Deacy bermain-main dengan senar bas, May kemudian mengisi permainan bas itu dengan gitar. Semua tercipta hampir sepenuhnya spontan, kecuali bagi Mercury dan Bowie.
Anggota Queen lain sepakat untuk beristirahat, hari telah larut dan saatnya melakukan hal lain. Bowie memaksa mereka tetap di studio. Mark Blake kemudian menceritakan apa yang terjadi setelahnya dalam buku berjudul Is This the Real Life? The Untold Story of Queen. Di dalam suasana penuh daya cipta, dan kokain, semua orang bergembira. Seperti sedang melepaskan belenggu; menatap kebebasan berekpresi di depan mereka dan mereka siap memetiknya. Hal ini, menurut May, dibuktikan saat Mercury mulai meracau, menciptakan rangkaian scat yang kemudian disepakati diletakkan di muka lagu, untuk mengisi rangkaian bas yang enerjik dan petikan gitar dan sentuhan piano yang genit, sebelum gebukan drum. Racauan itu juga diucapkan Mercury di tengah lagu, racauan itu niscaya akan mengisi nyaris seluruh lagu seandainya produser mereka tak menyadarinya.

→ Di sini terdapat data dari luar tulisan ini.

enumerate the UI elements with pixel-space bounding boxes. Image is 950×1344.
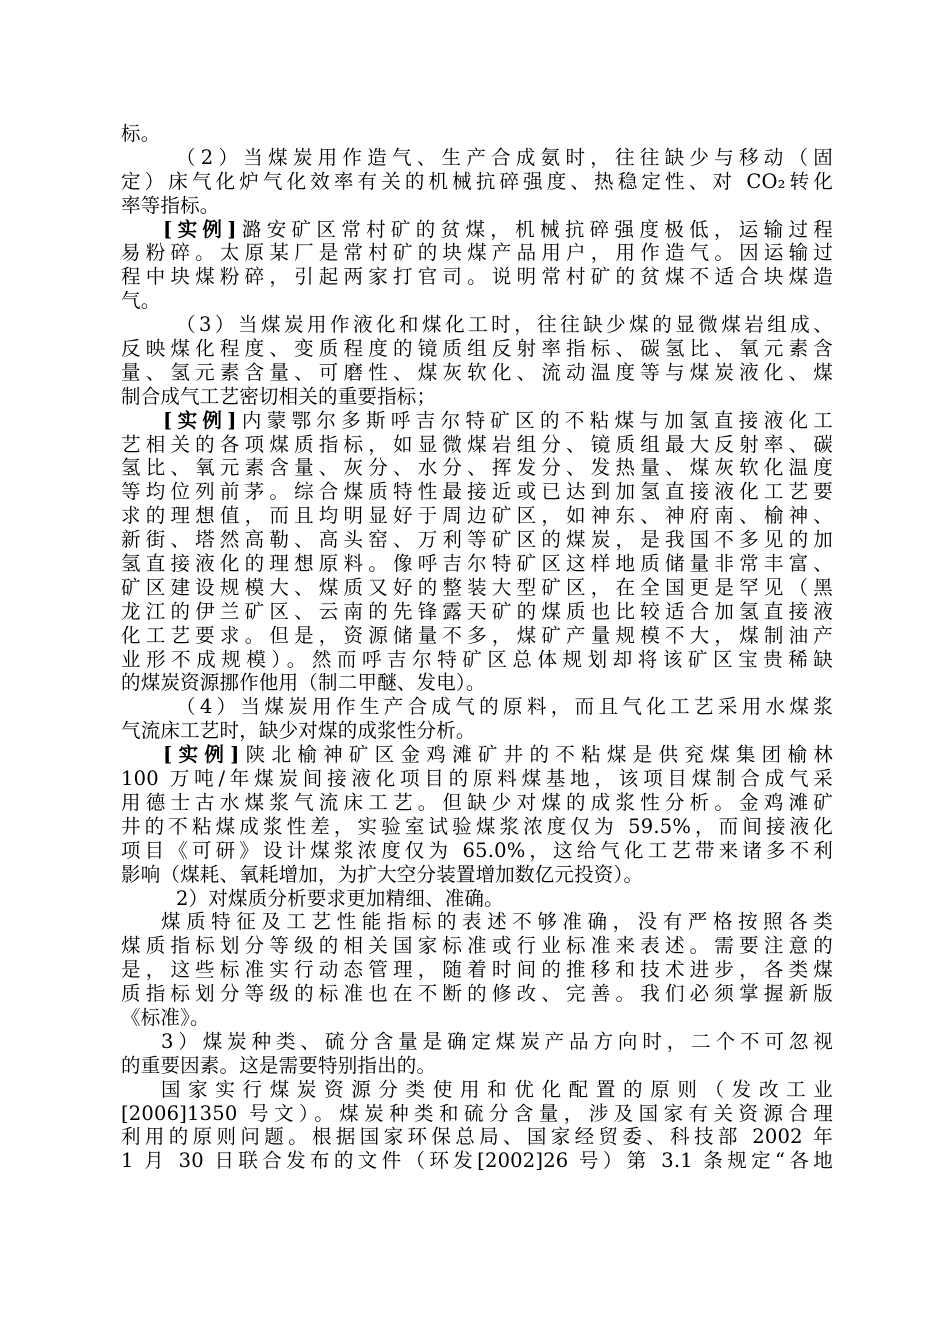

Anggota lain mengira racauan Mercury tak berarti apa-apa, tetapi tidak bagi Mercury dan Bowie. Sebuah kalimat pujian bagi buku dan penulis yang mengubah jalan hidup mereka, sebuah nama yang kemudian tak dikenali siapa pun, yang memberi air bagi mereka yang haus dan memberi api bagi mereka yang ingin membakar sesuatu. Ia yang tak perlu disebut namanya, tetapi memberikan segalanya, meski tidak gratis. Orang yang muncul dalam salah satu adegan di novel Looking for Mr. Goodbar karangan Judith Rossner.
Tak ada yang seharga dengan kebebasan, kecuali jika kebebasan sejak semula memang tak ada.